Dans l'espace aseptisé de la galerie Xippas, une trentaine de polaroïds est accrochée à une hauteur d'environ un mètre et demi du sol : une série d'images aux couleurs vives, chaudes, entêtantes…
Le spectateur est invité à se pencher légèrement pour pouvoir regarder les minuscules pièces, un mouvement d'autant plus embarrassant qu'il rappelle le geste excitant et prohibé de regarder par le trou d'une serrure.
L'artiste nous cale, malgré nous, dans la position émoustillante du voyeur : au-delà de la subtile membrane photographique s'ouvre une scène de boudoir. Le réalisme obscène des personnages en plastique est émoussé par un savant jeu d'ombre et lumière et par le blur, léger fondu de l'image ou d'une partie de celle-ci, qui caractérise les photographies de Levinthal. La scène est théâtralisée, construite dans le moindre détail pour séduire le spectateur.

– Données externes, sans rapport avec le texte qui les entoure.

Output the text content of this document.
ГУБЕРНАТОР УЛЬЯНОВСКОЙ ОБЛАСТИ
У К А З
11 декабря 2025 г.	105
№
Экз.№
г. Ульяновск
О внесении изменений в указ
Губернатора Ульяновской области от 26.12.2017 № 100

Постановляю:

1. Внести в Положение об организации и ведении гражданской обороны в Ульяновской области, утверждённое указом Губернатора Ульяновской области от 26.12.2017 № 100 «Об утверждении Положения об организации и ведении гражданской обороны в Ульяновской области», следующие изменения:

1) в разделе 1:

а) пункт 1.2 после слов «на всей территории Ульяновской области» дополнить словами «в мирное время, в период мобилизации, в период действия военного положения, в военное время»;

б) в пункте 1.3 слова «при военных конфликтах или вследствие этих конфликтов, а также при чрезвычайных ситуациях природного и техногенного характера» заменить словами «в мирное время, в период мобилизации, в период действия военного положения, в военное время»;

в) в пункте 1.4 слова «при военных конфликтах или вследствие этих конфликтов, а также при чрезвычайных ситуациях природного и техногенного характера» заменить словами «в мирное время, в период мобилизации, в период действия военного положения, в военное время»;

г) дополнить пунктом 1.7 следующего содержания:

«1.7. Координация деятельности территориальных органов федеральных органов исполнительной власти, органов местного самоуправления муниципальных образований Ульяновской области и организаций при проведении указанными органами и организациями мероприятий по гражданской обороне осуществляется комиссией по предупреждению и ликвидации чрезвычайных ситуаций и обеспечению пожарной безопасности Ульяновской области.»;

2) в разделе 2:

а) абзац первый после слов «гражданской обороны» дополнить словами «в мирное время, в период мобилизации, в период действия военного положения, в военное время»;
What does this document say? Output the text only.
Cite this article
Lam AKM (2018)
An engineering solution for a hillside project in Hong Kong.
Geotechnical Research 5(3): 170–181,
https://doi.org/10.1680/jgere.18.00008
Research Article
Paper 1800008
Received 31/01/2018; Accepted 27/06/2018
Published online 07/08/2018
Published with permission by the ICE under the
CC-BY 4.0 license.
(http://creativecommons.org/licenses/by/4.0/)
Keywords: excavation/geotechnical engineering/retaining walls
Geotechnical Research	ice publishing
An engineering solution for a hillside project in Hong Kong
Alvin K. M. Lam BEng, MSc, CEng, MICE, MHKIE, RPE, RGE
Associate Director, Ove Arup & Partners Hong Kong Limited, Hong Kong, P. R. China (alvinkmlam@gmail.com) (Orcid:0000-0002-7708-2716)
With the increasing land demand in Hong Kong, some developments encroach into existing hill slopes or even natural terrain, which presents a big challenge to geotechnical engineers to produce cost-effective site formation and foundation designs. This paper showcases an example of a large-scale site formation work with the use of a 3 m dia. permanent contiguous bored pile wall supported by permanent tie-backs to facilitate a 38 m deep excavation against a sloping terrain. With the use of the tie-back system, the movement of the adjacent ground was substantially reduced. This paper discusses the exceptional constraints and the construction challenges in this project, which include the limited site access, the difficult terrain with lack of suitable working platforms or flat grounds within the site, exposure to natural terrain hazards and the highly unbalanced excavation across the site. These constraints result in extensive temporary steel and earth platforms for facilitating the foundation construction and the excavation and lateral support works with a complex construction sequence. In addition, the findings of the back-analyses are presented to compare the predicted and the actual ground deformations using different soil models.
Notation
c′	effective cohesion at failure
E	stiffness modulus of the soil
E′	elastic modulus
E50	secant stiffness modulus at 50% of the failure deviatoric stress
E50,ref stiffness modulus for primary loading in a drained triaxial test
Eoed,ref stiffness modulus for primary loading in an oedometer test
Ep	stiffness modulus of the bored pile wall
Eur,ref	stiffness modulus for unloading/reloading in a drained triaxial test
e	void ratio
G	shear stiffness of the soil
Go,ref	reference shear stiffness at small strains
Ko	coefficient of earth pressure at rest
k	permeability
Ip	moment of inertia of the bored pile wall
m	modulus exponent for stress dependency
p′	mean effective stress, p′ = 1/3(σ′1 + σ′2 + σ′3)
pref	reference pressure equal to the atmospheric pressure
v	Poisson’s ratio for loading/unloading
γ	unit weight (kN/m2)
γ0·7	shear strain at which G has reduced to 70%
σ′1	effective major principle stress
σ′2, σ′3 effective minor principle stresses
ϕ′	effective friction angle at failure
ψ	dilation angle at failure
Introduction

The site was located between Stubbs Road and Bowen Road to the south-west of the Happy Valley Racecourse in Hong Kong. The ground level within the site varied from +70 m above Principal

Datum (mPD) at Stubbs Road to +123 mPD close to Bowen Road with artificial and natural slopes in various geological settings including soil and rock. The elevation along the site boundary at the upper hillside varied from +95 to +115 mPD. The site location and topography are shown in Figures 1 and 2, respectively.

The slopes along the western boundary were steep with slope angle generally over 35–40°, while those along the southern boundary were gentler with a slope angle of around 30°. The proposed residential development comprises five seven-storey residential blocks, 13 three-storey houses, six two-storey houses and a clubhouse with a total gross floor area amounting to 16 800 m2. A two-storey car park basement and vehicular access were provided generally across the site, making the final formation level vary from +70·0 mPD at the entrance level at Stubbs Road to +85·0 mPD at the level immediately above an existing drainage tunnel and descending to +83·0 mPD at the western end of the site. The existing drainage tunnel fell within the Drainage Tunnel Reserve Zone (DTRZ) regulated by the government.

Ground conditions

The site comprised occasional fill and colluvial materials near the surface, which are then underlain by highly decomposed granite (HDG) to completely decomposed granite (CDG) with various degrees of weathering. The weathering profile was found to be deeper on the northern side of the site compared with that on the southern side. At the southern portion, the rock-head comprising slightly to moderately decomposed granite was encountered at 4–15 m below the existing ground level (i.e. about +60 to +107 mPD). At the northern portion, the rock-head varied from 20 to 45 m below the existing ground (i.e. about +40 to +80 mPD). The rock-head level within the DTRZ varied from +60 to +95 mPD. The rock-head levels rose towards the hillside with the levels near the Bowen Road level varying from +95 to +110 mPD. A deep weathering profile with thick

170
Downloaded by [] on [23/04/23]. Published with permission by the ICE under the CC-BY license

Le sujet privilégié, et l'on pourrait dire exclusif, de David Levinthal sont les jouets : petits soldats, indiens et cow-boys, Barbies et Pin-up envahissent les minutieuses scénographies de l'artiste.
David Levinthal, Netsuke series
Dans une interview avec Cecilia Andersson (Catalogue d'exposition, XXX series, édité par la galerie Xippas) l'artiste déclare : "vous me demandez si j'utilise les poupées pour leur symbolisme, et je pense effectivement que c'est toujours une iconographie très forte. Dès que vous prenez une poupée, vous avez automatiquement un contexte où elle va représenter quelque chose d'autre…".
Le jouet, identifié comme artefacts, "fossile guide" de la culture matérielle, représente un objet emblématique de la société qui l'a produit ou qui l'utilise tout en se l'appropriant ; il s'agit d'un véhicule privilégié pour tous les "mœurs" que cette dernière s'exhorte à promouvoir.
Le génie de David Levinthal réside dans son habilité à détourner ce système. La guerre (Mein Kampf, 1993-94), le racisme (Blackface series, 1995-96) et le sexe (XXX series, 2000-01 et Natsuke series, 2002-04) font partie de tous ces tabous que l'artiste essaye de faire tomber confrontant le spectateur à l'hypocrisie de la société contemporaine.